Guest writer

Finding a new path

In retirement, newfound clarity

— “So tell me,” the banker said. “What’s it like being you nowadays?”

I was in a conference room on a chilly afternoon last February. He was referring to the fact that I had retired from government service a scant four months earlier.

“Surreal,” I replied. “It is completely surreal.”

And it was. It has now been a little over a year since I retired. Looking back on the past year is like looking at two sides of a coin. “Heads” means one thing. “Tails” the polar opposite.

The first six months were just awful. I know now that I had wrapped up far too much of my identity in my work. This is not unusual, particularly in men. Work is what we are put here to do. It also can keep us from having to deal with stuff because we’re “too busy.”

And so, while all those years of saving and setting aside allowed me to retire at 55, I was not prepared for what a shock to the system not being “too busy” would be.

After all, there is comfort in ritual and in sameness. For 28 years, I got up every morning. I got dressed and I went to work. And then one day I didn’t. I experienced a great deal of disorientation upon the loss of the busy and mostly self-important person I pretended to be for years.

And I felt guilty about having these feelings. After all, I am getting paid a considerable amount of money just for waking up in the morning.

This is a problem? Go to the myeloma clinic at UAMS if you want to see a problem. Cancer trumps pointless angst any day. Intellectually, I knew these things. But the intellect wasn’t doing the driving much in those days and, quite frankly, I was ashamed of myself.

Then one day, after about six months, the coin flipped. Maybe it was because I started working a little bit. Maybe it was because I made new friends and because I drew my old friends nearer. One of those new friends was a myeloma patient. She didn’t make it. That will give one a dose of perspective.

Or maybe it was because I finally allowed myself to believe that unless I bought a Ferrari or married the cocktail waitress things really, really weren’t going to change. But for whatever reason, I just woke up one morning and everything was okay. On that morning, things were no longer surreal. It is really not much more complicated than that.

One of my social-worker friends says I “reintegrated.” One of my psychologist friends said I became comfortable with no longer trying to earn my self-esteem. I don’t much care about the technical explanation. I’m just glad that it happened.
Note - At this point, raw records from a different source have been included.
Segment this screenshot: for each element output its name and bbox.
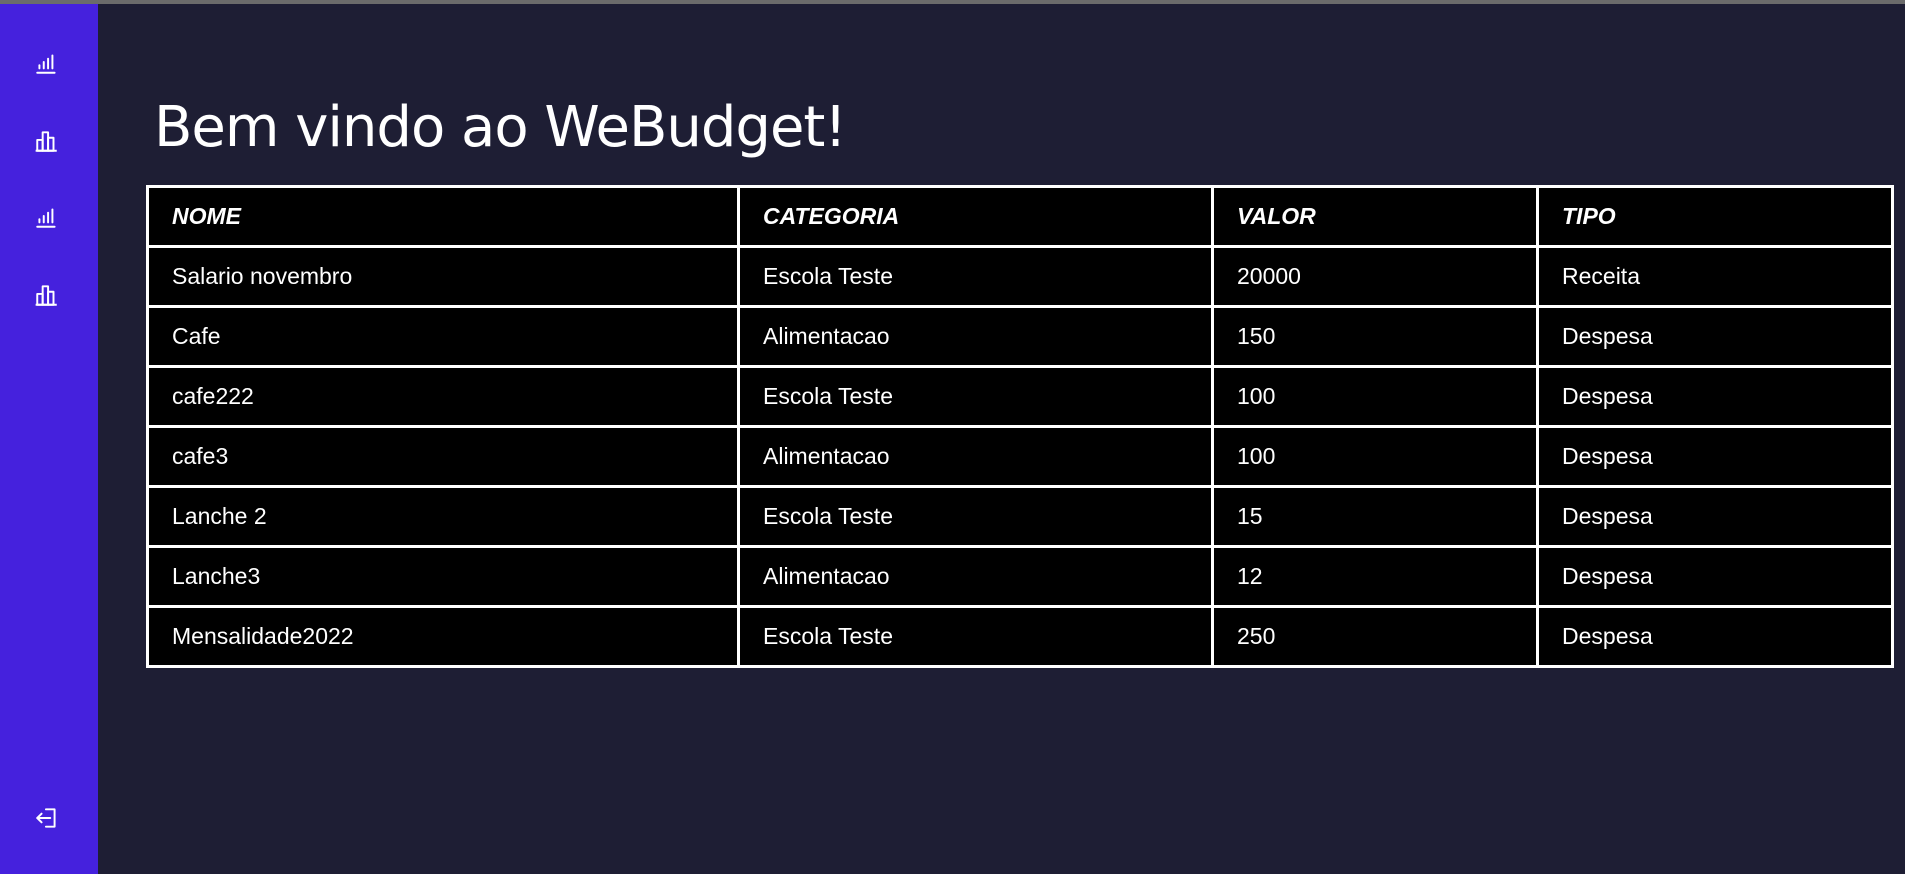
cell-categoria: Alimentacao xyxy=(737,305,1214,368)
column-header-tipo: TIPO xyxy=(1536,185,1894,248)
sidebar xyxy=(0,4,98,874)
cell-valor: 100 xyxy=(1211,425,1539,488)
cell-categoria: Escola Teste xyxy=(737,485,1214,548)
transactions-table: NOME CATEGORIA VALOR TIPO Salario novemb… xyxy=(146,185,1894,668)
sidebar-item-signal-2[interactable] xyxy=(29,199,65,235)
logout-icon xyxy=(36,808,56,828)
bar-chart-icon xyxy=(35,285,57,306)
cell-tipo: Despesa xyxy=(1536,605,1894,668)
cell-valor: 150 xyxy=(1211,305,1539,368)
cell-tipo: Despesa xyxy=(1536,485,1894,548)
cell-categoria: Escola Teste xyxy=(737,605,1214,668)
column-header-nome: NOME xyxy=(146,185,740,248)
table-row: Lanche 2 Escola Teste 15 Despesa xyxy=(146,485,1894,548)
table-row: cafe222 Escola Teste 100 Despesa xyxy=(146,365,1894,428)
page-title: Bem vindo ao WeBudget! xyxy=(154,95,847,160)
column-header-valor: VALOR xyxy=(1211,185,1539,248)
table-row: Mensalidade2022 Escola Teste 250 Despesa xyxy=(146,605,1894,668)
table-row: Salario novembro Escola Teste 20000 Rece… xyxy=(146,245,1894,308)
logout-button[interactable] xyxy=(29,800,65,836)
cell-tipo: Despesa xyxy=(1536,545,1894,608)
sidebar-item-chart-2[interactable] xyxy=(29,277,65,313)
signal-bars-icon xyxy=(36,54,56,74)
table-header-row: NOME CATEGORIA VALOR TIPO xyxy=(146,185,1894,248)
cell-valor: 15 xyxy=(1211,485,1539,548)
cell-valor: 20000 xyxy=(1211,245,1539,308)
cell-nome: cafe3 xyxy=(146,425,740,488)
cell-nome: Mensalidade2022 xyxy=(146,605,740,668)
cell-tipo: Receita xyxy=(1536,245,1894,308)
table-row: cafe3 Alimentacao 100 Despesa xyxy=(146,425,1894,488)
signal-bars-icon xyxy=(36,208,56,228)
sidebar-item-chart-1[interactable] xyxy=(29,123,65,159)
cell-categoria: Alimentacao xyxy=(737,545,1214,608)
cell-valor: 250 xyxy=(1211,605,1539,668)
cell-nome: Lanche 2 xyxy=(146,485,740,548)
cell-nome: Salario novembro xyxy=(146,245,740,308)
cell-tipo: Despesa xyxy=(1536,305,1894,368)
main-content: Bem vindo ao WeBudget! NOME CATEGORIA VA… xyxy=(98,4,1905,874)
cell-nome: cafe222 xyxy=(146,365,740,428)
cell-categoria: Escola Teste xyxy=(737,365,1214,428)
cell-valor: 100 xyxy=(1211,365,1539,428)
cell-categoria: Alimentacao xyxy=(737,425,1214,488)
cell-nome: Cafe xyxy=(146,305,740,368)
table-row: Lanche3 Alimentacao 12 Despesa xyxy=(146,545,1894,608)
cell-tipo: Despesa xyxy=(1536,425,1894,488)
sidebar-item-signal-1[interactable] xyxy=(29,45,65,81)
column-header-categoria: CATEGORIA xyxy=(737,185,1214,248)
cell-categoria: Escola Teste xyxy=(737,245,1214,308)
bar-chart-icon xyxy=(35,131,57,152)
table-row: Cafe Alimentacao 150 Despesa xyxy=(146,305,1894,368)
cell-nome: Lanche3 xyxy=(146,545,740,608)
cell-valor: 12 xyxy=(1211,545,1539,608)
cell-tipo: Despesa xyxy=(1536,365,1894,428)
My life has a different rhythm to it now. I’ve taken some trips. Got more planned. Most of the things I thought would happen by now didn’t happen. Some of the things I have stumbled into I could not possibly have imagined doing a year ago. And it’s all cool. I seem to be operating more by “feel” nowadays than by “plan,” which is something that my prior rigid, if not slightly neurotic, self would have never permitted.

But I’m good with it now.

I’m trying my hand at new things. For example, I’ve had the opportunity to do a little teaching at both the high school and college level. I found that deeply satisfying. I particularly enjoyed spending time with the economics classes at Mount St. Mary’s. Girls really listen. It was kind of scary. They also sent me “thank you” cards, which I found impossibly sweet and thoughtful. Believe me; spending time with kids beats practicing law all to hell.

But I bring my legal experience to bear on certain issues with the consumer-protection organization I am working with. It’s about as close to practicing law as I want to get some days. Other days, I feel that I will practice law again. I’ve done some consulting work with a bank, which was very interesting. I have been presented with other interesting opportunities. Some appealed to me. Others didn’t.

That’s the beauty of my new life. I pretty much don’t have to do anything I don’t want to do. And I can pretty much do it on my schedule from my front-porch swing or the coffee shop.

I read an interesting article in the New York Times recently. It was written by a lawyer who quit after 30 years because she wanted to do something else with her life. Boy, did that sound familiar. She wrote that it took her 18 months before she found her new path. If that’s the time frame, then I am about on track. I just still don’t have the foggiest notion of what I will do in the second chapter. Which is okay. Like I said, I’m comfortable with feeling my way through things nowadays.

So how would I answer the banker’s question today? Easy. What’s it like being me?

Blessed and grateful in the extreme. That’s what it’s like being me. Blessed and grateful in the extreme.

—–––––

Arthur Paul Bowen is a writer and retired lawyer living in Little Rock.